Papa pede que não se construam "monumentos à insatisfação"

Cidade do Vaticano, 20 abr 2019 (Lusa) - O Papa Francisco apelou hoje, durante a homilia da vigília pascal, à superação do medo, do fechamento e da desolação, pedindo que não se construam "monumentos à insatisfação".

O pontífice pediu que as pessoas passem "do fechamento à comunhão, da desolação ao consolo, do medo à confiança", durante a cerimónia da semana santa que foi celebrada na basílica de São Pedro, na Cidade do Vaticano, cheia de fiéis.

A celebração começou às 20:30 locais (19:30 em Portugal) com a basílica completamente em penumbra e em silêncio, para recordar a dor da morte do senhor.

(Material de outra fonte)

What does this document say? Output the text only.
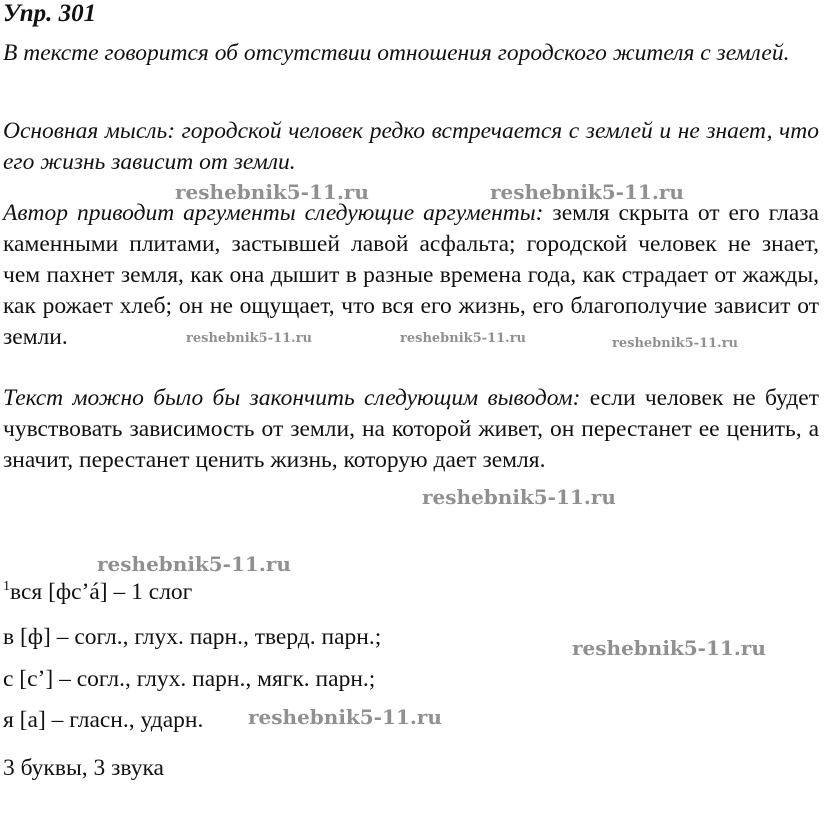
Упр. 301

В тексте говорится об отсутствии отношения городского жителя с землей.

Основная мысль: городской человек редко встречается с землей и не знает, что его жизнь зависит от земли.

Автор приводит аргументы следующие аргументы: земля скрыта от его глаза каменными плитами, застывшей лавой асфальта; городской человек не знает, чем пахнет земля, как она дышит в разные времена года, как страдает от жажды, как рожает хлеб; он не ощущает, что вся его жизнь, его благополучие зависит от земли.

Текст можно было бы закончить следующим выводом: если человек не будет чувствовать зависимость от земли, на которой живет, он перестанет ее ценить, а значит, перестанет ценить жизнь, которую дает земля.

$^1$вся [фс’á] – 1 слог

в [ф] – согл., глух. парн., тверд. парн.;

с [с’] – согл., глух. парн., мягк. парн.;

я [а] – гласн., ударн.

3 буквы, 3 звука

reshebnik5-11.ru	reshebnik5-11.ru
reshebnik5-11.ru	reshebnik5-11.ru	reshebnik5-11.ru
reshebnik5-11.ru
reshebnik5-11.ru
reshebnik5-11.ru
reshebnik5-11.ru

Depois da bênção do fogo, Jorge Bergoglio caminhou em procissão pela basílica em total escuridão, representando a ausência de luz após a morte de Jesus Cristo, enquanto os fiéis acendiam pouco a pouco as suas velas com a chama da vela pascal.

No altar principal, a basílica foi iluminada e um diácono começou a cantar o "Exultet", o hino pascal.

O Papa dedicou a homilia a falar sobre o que designou de quatro grandes pedras da vida humana, "contra as quais as esperanças e expectativas se chocam: morte, pecado, medo, mundanismo".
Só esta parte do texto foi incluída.